EURUSD Keeps Attacking 1.12 Despite Slowing Inflation in Europe
EURUSD has been showing resilience despite being unable to hold gains above 1.12 and a weakening European economy. The retraces lower continue to get smaller and the lows keep getting higher, which is a sign that the resistance zone above 1.12 will likely be broken, as the USD remains weak, while the Chinese monetary and fiscal stimulus are boosting risk sentiment, fueling the bullish momentum in this forex pair.
After announcing monetary stimulus measures that sent risk currencies lower and pushed the U.S. dollar higher, China delayed its fiscal stimulus rollout. This delay caused EUR/USD to drop by one cent on Thursday. However, the currency rebounded yesterday as expectations for China’s fiscal stimulus strengthened.
EUR/USD Chart H4 – A Triangle Is Forming
The U.S. economy has shown stability this week, with positive durable goods orders pushing the USD 50 points higher and sending EUR/USD down to 1.1125. Despite this, buyers returned, and the pair reversed upward, bouncing back above 1.12, indicating strong buying pressure with progressively higher lows. The European Central Bank (ECB) is currently in a rate-cutting cycle, and Europe’s economic outlook isn’t much brighter than the U.S.

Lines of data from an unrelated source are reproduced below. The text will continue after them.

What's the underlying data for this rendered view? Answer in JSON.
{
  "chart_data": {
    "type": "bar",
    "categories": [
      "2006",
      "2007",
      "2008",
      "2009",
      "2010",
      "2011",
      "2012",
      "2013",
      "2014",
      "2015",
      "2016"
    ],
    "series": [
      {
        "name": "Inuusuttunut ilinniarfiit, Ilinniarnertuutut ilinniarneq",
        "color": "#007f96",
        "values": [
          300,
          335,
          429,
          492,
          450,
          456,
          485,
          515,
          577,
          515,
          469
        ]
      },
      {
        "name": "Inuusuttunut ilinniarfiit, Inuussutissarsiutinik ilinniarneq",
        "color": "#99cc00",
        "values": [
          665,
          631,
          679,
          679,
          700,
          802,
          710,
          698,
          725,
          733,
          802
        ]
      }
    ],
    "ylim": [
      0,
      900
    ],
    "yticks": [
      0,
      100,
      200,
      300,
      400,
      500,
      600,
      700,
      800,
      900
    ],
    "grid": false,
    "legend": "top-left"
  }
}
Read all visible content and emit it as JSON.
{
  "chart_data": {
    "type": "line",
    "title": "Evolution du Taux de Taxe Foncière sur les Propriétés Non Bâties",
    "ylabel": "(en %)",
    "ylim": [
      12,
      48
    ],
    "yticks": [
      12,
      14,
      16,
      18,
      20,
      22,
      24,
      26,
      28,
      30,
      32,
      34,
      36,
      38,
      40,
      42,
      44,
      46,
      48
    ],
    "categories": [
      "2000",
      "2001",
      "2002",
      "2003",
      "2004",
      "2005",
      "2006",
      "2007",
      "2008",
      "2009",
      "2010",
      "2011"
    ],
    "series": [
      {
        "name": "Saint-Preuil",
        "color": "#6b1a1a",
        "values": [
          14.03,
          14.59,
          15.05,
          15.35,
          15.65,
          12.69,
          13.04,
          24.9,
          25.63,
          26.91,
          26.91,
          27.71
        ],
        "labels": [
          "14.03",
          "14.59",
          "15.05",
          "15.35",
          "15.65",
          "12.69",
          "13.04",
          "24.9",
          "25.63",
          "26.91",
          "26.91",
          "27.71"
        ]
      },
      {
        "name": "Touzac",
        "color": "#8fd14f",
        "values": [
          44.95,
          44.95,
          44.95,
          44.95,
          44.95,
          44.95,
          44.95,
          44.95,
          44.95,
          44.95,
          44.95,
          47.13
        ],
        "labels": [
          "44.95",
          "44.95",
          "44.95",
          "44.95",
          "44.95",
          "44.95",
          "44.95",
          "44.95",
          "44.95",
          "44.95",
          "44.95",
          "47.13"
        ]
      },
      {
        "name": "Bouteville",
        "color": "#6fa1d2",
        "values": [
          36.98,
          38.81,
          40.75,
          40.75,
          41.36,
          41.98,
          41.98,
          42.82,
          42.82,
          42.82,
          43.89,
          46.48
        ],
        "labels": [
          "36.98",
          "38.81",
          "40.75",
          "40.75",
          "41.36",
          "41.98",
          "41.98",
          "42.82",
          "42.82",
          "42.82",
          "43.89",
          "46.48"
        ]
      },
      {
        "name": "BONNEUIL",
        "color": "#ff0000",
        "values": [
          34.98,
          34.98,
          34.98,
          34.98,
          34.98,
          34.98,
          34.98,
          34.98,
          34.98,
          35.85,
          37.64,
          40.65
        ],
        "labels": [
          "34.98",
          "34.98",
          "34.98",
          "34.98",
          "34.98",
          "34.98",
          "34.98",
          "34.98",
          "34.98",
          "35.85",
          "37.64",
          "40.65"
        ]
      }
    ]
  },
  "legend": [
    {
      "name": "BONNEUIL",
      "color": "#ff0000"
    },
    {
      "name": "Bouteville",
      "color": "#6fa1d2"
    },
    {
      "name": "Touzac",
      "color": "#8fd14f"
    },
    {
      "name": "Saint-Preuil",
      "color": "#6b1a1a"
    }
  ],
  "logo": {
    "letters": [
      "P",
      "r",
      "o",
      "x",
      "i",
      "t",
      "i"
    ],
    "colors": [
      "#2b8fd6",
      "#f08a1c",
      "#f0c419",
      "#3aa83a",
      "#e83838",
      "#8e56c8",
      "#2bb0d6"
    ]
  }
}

Nevertheless, it has been challenging to create an optimistic outlook for EUR/USD in Q3. Despite a slowing rate of inflation in Europe, as shown by data from Spain and France, buyers have consistently driven the pair higher throughout the quarter, with a series of higher highs and lows. A break above the 1.12 level could open the path to 1.1275, last year’s high, indicating continued bullish momentum.
Spanish Flash CPI YoY for September
- CPI (Consumer Price Index):
- Came in at +1.5% y/y, below the expected +1.9%.
- This marks a decline from the previous month’s +2.3%.
- HICP (Harmonized Index of Consumer Prices):
- Reported at +1.7% y/y, slightly under the forecast of +1.9%.
- Down from the prior reading of +2.4%.
The lower-than-expected inflation figures for September suggest that price pressures in Spain are easing more rapidly than anticipated.
France September Preliminary CPI
France September Preliminary CPI: Key Data
- CPI (Consumer Price Index):
- Came in at +1.2% y/y, falling short of the expected +1.6%.
- This marks a decline from the previous month’s +1.8%.
- HICP (Harmonized Index of Consumer Prices):
- Reported at +1.5% y/y, below the forecast of +2.0%.
- Down from the prior reading of +2.2%.
These softer inflation figures indicate that price increases in France are slowing at a quicker pace than anticipated. This and the Spanish number could add to the broader trend of cooling inflation across the Eurozone, potentially influencing the European Central Bank’s policy stance.